Судя по приготовлениям, история была длинной и рассказанной прежде уже не раз: прежде чем приступить к ней, майор поправил на голове кивер, дернул плечом, словно подбрасывая сползший ранец (по одной этой привычке можно было узнать старого вояку, выслужившегося в офицеры из солдат), отхлебнул еще из своей фляги и пнул ногой в живот мула, чтобы бодрее шагал.

– Так вот, сударь, было это в девяносто седьмом году. Война шла уже несколько лет, в военном флоте моряков стало не хватать, поневоле взялись за торговый. Так и вышло, что я, капитан двухмачтовой шхуны, изведавшей все пути от Кардиффа до Ла-Коруньи, неожиданно сделался капитаном фрегата и должен был сопровождать караваны с Гваделупы и других островов, охраняя их от англичан. Что ж, человек ко всему привыкает. Только однажды, когда мы стояли на рейде в Бресте, меня вызвали на берег, к префекту, и сказали, что я должен взять на борт заговорщика, приговоренного к депортации. Радости я от этого не испытал, но приказ есть приказ. Я отправился обратно на корабль – предупредить о том, какой груз нам предстояло забрать. И вот в назначенный день и час от берега отчалила шлюпка, взяв курс прямо на нас. День, знаете, был тогда солнечный, конец весны. Небо безоблачное, солнце прыгает зайчиками по волнам, и на душе светло и радостно, не хочется думать о плохом.

Майор вдруг замолчал и взглянул искоса на Альфреда, будто измерив его с головы до ног.

– Вы, сударь, верно, тогда еще пешком под стол ходили. А осужденному, которого ко мне в шлюпке привезли, было, должно быть, столько же лет, сколько вам сейчас. И ростом с вас.
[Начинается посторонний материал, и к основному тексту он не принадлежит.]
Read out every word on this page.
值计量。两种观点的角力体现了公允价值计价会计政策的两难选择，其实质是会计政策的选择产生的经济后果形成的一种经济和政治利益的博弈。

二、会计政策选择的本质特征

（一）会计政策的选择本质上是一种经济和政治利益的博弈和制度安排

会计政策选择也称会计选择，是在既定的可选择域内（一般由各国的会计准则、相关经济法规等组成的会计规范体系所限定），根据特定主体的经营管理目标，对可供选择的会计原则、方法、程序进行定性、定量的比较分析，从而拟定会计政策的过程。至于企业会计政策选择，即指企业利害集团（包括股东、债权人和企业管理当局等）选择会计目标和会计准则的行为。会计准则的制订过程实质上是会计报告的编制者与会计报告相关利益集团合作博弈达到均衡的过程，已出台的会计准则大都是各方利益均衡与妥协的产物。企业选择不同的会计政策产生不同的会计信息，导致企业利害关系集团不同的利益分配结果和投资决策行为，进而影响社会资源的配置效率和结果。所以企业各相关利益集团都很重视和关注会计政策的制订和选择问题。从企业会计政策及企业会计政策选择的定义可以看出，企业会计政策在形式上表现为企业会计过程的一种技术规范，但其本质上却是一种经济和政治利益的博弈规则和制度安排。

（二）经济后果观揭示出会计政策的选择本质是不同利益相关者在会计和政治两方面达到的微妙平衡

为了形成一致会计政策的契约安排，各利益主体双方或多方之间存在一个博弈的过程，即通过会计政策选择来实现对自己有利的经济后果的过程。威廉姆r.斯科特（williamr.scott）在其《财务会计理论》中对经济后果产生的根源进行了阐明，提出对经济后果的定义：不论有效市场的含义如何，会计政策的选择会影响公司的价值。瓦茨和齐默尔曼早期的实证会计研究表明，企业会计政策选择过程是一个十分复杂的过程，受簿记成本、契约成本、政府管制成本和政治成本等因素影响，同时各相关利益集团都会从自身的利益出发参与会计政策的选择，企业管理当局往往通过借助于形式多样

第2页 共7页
Чернявый, хорош лицом, видно, что из благородных. И с ним жена – девушка лет семнадцати. Хорошенькая! Волосы светлые, точно корона вокруг головы, а брови темные, глаза голубые, сияют как звездочки, на щечках ямочки, и всё-то она смеется, всё заливается, как канарейка, – так ей было радостно, что не разлучили их, что они поедут вместе, да еще и в одной каюте с капитаном, и путь предстоит долгий, и увидят они дальние страны… Жандармский офицер, что их привез, вручил мне пакет с двумя красными сургучными печатями – приказ, что мне делать с преступником, – и наказал вскрыть только после того, как я пересеку пятнадцатую параллель. Сердце у меня тогда ёкнуло, как увидел я эти печати, – точно кровью намазано, но сказал, что всё исполню в точности.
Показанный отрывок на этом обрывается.